起きてすぐスマホで株価を確認するのが、いつの間にか習慣になっていました。
先月のこと。証券口座のアプリ(松井証券)を開いたら、前日比でかなりのマイナスが表示されていました。「あ…また下がった」と思いながら私がとった行動は、ランニングシューズを履いて外に出ることでした。
FP2級を持っていて、投資歴10年以上のくせに、こういう日はやっぱり落ち着かない。チャートを見続けても答えは出ないとわかっていても、スマホが気になってしまいます。そんな自分への対処法として、「下落の日は走る」が定着しました。
株価が下がった朝、スマホを置いて走りに行くと何が変わるか
最初は、株価が下がった日に走りに行く気持ちの余裕なんてありませんでした。「損してるのに走ってる場合か」「何か対策しなきゃ」という焦りで、ずっと画面を見ていました。
でも、スマホを見続けても状況は変わりません。むしろ、焦りが積み重なって判断が鈍くなっていく感覚がありました。
走っている間はチャートを確認できません。音楽を聴きながら30〜40分走って帰ってきたとき、マイナスの数字はそのままでも、自分の気持ちは変わっています。
「まあ、長期でやってるんだから」「ここで売るのは違う」という、ちゃんとした判断軸が戻ってきます。感情が乗っ取られた状態で投資の判断をするのが一番怖い。走ることはそのリセットボタンになっています。
ランニングにかかるお金
ランニングを始めるときに気になるのがコストですが、実際はかなり抑えられます。
私が実際に使っているものを正直に書くと:
| アイテム | 費用の目安 |
|---|---|
| シューズ | 1万5千円〜2万円(1足で500〜600km走れる) |
| ウェア | 最初は手持ちのTシャツ+ジャージで十分 |
| ランニングアプリ | 無料アプリで十分(Nike Run Clubなど) |
| 入会費・月額 | 0円(道路を走るだけ) |
1回あたりのコストに換算すると、シューズの減価償却だけで30〜40円程度です。
株価が下落した日に、気分転換でカフェに行ったり外食を豪華にしたりすると、お金も出ていく上に気持ちの根本的な整理にはなりません。走ることはほぼゼロコストでメンタルをリセットできる選択肢です。
趣味としてのコスパ
趣味には「楽しさ」と「続けやすさ」の両方が必要だと思っています。
スポーツジムに通っていた時期もありましたが、月額7,000〜8,000円を払い続けるプレッシャーで「行かなきゃ」という義務感が生まれてしまいました。ランニングに変えてから、その義務感がなくなりました。
3km走る日もあれば、5km走る日もある。忙しければ週1回だけでもいい。タイムや距離より「気持ちよく終われたか」を基準にしているので、無理なく続けられています。
コスト比較でいうと:
- ジム:月額6,000〜10,000円
- ランニング(シューズの減価償却のみ):月500〜1,000円程度
「お金をかけずに気持ちを整えられる趣味」として、ランニングのコスパはかなり高いと感じています。
健康投資としての価値
株価が下落している日に走ると、投資とランニングの構造がよく似ていると改めて感じます。
- 短期で結果は出ない
- コツコツ積み上げることで変化が現れる
- 途中でやめると、積み上げが止まる
- メンタルが持続のカギになる
NISAや長期投資を続けられるかどうかは、知識よりもメンタルの問題だと私は思っています。下落局面でパニックにならず、保有し続けられるかどうか。そのためのメンタル管理として、走ることが役立っています。

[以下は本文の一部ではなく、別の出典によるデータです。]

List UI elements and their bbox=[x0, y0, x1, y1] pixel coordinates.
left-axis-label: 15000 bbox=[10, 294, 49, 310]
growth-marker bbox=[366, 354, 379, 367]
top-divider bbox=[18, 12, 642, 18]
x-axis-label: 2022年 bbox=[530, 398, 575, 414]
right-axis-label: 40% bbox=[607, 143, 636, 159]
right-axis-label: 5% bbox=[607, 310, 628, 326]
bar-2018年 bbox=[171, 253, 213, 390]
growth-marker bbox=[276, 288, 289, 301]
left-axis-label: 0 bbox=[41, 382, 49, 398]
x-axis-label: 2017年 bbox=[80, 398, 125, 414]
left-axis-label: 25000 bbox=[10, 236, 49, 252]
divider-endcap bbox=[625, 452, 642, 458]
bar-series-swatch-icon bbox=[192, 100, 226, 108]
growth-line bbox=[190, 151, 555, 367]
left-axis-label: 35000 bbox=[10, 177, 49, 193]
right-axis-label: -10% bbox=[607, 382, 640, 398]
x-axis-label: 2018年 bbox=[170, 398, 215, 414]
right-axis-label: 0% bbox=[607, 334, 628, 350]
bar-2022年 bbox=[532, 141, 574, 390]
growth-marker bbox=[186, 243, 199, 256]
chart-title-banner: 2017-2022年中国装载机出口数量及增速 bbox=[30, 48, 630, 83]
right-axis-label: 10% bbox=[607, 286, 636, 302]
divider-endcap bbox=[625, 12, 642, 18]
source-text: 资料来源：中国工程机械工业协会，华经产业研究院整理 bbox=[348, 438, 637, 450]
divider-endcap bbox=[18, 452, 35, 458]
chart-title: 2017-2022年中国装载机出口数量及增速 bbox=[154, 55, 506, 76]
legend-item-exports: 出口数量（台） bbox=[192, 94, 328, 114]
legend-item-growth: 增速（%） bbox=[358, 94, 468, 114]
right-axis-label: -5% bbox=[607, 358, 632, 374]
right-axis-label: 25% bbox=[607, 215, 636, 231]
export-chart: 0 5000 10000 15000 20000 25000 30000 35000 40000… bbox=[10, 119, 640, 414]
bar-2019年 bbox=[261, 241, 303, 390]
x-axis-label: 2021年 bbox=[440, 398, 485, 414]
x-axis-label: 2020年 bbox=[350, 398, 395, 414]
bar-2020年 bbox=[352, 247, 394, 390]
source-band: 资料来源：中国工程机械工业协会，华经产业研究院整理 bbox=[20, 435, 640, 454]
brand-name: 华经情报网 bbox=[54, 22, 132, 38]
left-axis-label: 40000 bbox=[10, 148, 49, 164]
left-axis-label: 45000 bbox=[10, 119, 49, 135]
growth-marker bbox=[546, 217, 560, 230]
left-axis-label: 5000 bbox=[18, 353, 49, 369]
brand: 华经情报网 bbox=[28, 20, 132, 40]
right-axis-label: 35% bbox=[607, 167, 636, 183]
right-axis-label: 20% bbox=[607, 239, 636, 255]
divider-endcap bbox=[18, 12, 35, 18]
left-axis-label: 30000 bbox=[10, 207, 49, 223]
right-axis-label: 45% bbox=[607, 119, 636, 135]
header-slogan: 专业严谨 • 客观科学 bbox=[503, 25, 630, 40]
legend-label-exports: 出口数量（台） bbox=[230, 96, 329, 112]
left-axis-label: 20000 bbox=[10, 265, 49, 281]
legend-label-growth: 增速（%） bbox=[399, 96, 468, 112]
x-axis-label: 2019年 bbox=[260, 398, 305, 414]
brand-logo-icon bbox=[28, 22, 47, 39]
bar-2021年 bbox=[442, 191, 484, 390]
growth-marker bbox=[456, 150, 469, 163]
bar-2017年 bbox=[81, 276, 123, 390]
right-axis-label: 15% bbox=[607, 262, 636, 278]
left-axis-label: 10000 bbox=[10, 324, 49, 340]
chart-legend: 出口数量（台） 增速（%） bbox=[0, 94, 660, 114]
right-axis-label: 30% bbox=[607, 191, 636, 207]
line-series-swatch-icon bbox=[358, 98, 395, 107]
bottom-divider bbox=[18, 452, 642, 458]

走り続けることで体は変わり、投資を続けることで資産は積み上がる。どちらも「今日の結果」ではなく「5年後、10年後」に効いてくるものです。
株価が下がった日に走ることは、気分転換であり、投資を続けるための自分メンテナンスでもあります。
まとめ:下落の日こそ、走りに行く
株価の下落に焦るのは、投資している人間として自然な反応です。でも、その焦りのまま何かしようとすると、たいてい後悔する行動につながります。
走ってきた40分で、気持ちはリセットされます。帰ってきて改めて状況を見ると、「別に何もしなくていい」という結論になることがほとんどです。
ランニングは健康にもよく、お金もかからず、メンタルも整います。投資を長く続けるためのツールとしても、走ることは私の中で欠かせない習慣になっています。